Vaccines got rolled out mid winter and didn’t peak until we started heading for spring which is entirely in line with normal seasonal falls of respiratory disease. How come non vaccinated countries follow this same curve, How come the unvaccinated under 60’s had plummeting cases before they were vaccinated. No, sorry, vaccines have not proved themselves as this coming Autumn will show and why the politicians are backtracking massively by suggesting masks and distancing until end of 2022!
“Masks have not proven to fail” oh please come on when do we ever prove a negative. That is not how things are done. By the same token standing on one leg for 10 minutes every day proves it stops you getting covid because : It has not been proven to fail. You prove something by comparing against a control group. Here, comes Cult Covid again with their defense against doing this (actual tweet) “It would be unethical to have a group put in danger so we cannot do a non mask test”. What they fail to appreciate is decades of mask research pre 2020 and all the comparisons between countries and US states (North V South Dakota for example). Then there is the TOTAL LACK of inflection points of curves of infection where masks were introduced. Conclusion : Mask are ineffective. (That will get me censored on youtube,twitter and facebook! which is why very few read the science that describe mask ineffectiveness).
Finally, the WHO , again pre “politicised 2020 healthcare” had published a document on how to handle pandemics. It went into great detail about what to do and what not to do. It was based on decades of research and real world examples of disease outbreak. It was totally ignored when Covid came along. Now for the very annoying bit : we are now coming to the conclusion about what strategy we should have taken, guess what its in that fricking document!
You could not make this up.

vince porter
vince porter
2 years ago

How do we know that the opinion we are trying to suppress is the wrong opinion; and, even if it were the wrong opinion, suppressing it would be an evil still. May not be JSM’s exact assertion, but, somewhat close.

John Waldsax
John Waldsax
2 years ago

No one is suggesting “silencing the cranks”; scientists confident of their peer-reviewed data should be happy to see frivolous fictional counter views published so that their selfish serendipity can be ridiculed and exposed. Scientists who speculate, armed only with a nuclear grade spreadsheet are of course worthy targets of criticism when exposed.

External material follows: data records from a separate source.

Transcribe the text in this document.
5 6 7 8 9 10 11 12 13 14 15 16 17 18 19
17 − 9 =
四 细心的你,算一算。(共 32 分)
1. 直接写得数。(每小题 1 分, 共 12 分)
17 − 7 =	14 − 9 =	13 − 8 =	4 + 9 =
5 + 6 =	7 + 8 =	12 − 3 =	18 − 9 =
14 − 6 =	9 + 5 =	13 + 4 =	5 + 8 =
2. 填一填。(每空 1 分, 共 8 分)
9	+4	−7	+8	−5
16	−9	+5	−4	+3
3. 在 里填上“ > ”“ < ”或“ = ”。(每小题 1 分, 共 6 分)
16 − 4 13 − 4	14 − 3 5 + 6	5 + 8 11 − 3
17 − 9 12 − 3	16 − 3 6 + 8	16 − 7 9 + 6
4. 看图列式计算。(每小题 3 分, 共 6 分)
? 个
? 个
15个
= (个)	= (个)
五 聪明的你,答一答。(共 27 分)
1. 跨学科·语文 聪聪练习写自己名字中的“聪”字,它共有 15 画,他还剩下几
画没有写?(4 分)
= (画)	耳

The press however are usually too lazy to dissect the unrealistic assumptions underlying forecasting models even if they were capable of understanding them. The ethics of the selfish or stupid super-spreader are an easy target but the dangers our world standard scientists have been warning us of are real; but for them we would be an insular India, smoking under the funeral pyres off Europe.

Graeme Laws
Graeme Laws
2 years ago
Reply to  John Waldsax

There are some cranks who should be silenced. First in line should be the ones who deny that biological sex is real.